Abstract

Seismic refraction profiles across Juan de Fuca ridge, west of the coast of Oregon, show that the ridge is the surface expression of an upraised crust and mantle; the crustal velocity is slightly higher than normal, and the mantle velocity is low. Near the axis of the ridge the mantle velocity is below normal, and the mantle may be as shallow as 7 km below sea level. The topographic asymmetry of the ridge is caused by burial of the east flank of an essentially symmetrical ridge by the sediments of the Cascadia basin, trapped behind the ridge. The base of the sedimentary layer and the base of the oceanic crust both reach depths almost as deep as those normal for the ocean basins under the Tufts abyssal plain to the west and at the foot of the continental slope to the east. In the Gorda basin, just east of Gorda ridge, new measurements agree with older measurements by R. W. Raitt, which show very shallow depth to mantle (depths between 6 and 8 km below sea level) and low mantle velocity, both here and on the west side of Gorda ridge. Juan de Fuca ridge and Gorda ridge thus appear to have the same structure as the East Pacific rise.
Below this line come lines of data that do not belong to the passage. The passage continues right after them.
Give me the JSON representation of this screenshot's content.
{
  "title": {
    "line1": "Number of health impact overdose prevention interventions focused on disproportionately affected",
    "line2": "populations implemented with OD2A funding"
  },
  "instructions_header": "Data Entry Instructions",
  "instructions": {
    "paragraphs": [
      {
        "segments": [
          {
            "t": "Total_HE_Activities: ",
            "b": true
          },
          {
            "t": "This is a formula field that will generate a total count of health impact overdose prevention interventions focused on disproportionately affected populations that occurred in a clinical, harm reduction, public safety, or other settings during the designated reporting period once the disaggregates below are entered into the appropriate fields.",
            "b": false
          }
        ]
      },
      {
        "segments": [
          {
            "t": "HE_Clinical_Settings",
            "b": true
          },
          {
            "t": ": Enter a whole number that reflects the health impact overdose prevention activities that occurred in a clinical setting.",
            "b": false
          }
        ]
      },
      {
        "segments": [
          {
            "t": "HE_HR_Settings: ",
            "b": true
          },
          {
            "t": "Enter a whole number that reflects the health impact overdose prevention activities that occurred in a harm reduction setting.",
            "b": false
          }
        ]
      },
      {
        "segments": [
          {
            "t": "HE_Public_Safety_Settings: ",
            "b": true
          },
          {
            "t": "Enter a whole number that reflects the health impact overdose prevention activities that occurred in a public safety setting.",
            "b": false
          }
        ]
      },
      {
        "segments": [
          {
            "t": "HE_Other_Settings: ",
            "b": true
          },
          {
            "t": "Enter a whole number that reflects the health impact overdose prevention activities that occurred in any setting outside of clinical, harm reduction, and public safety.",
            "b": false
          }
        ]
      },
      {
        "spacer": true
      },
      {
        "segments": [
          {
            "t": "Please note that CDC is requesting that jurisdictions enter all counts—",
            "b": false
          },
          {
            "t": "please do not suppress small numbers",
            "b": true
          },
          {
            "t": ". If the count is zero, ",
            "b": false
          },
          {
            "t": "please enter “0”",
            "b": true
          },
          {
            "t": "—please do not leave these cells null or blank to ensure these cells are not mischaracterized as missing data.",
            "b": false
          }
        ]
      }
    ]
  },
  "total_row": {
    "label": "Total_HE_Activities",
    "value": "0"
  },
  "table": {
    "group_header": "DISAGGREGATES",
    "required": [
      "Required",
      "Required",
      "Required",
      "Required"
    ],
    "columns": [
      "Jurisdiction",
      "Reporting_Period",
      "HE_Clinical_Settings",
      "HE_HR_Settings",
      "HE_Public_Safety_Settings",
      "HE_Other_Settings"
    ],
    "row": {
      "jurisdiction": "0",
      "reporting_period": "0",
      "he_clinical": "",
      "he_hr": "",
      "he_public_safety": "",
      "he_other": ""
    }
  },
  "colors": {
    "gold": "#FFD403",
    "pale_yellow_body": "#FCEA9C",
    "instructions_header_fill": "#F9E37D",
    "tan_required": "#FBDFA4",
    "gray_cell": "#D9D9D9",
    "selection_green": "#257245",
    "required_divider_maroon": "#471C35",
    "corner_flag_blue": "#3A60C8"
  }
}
Profiles on the continental shelf off Washington, Oregon, and northern California show that there is a thick sedimentary section beneath the shelf. Rocks with the velocity of the oceanic crust were found at a depth of 10 km beneath the shelf off Oregon and northern California; mantle depth was determined as 17 km west of the Oregon-Washington border, where the water is 0.12 km deep, and 14 km west of central Oregon at the outer edge of the shelf, where the water is 0.7 km deep.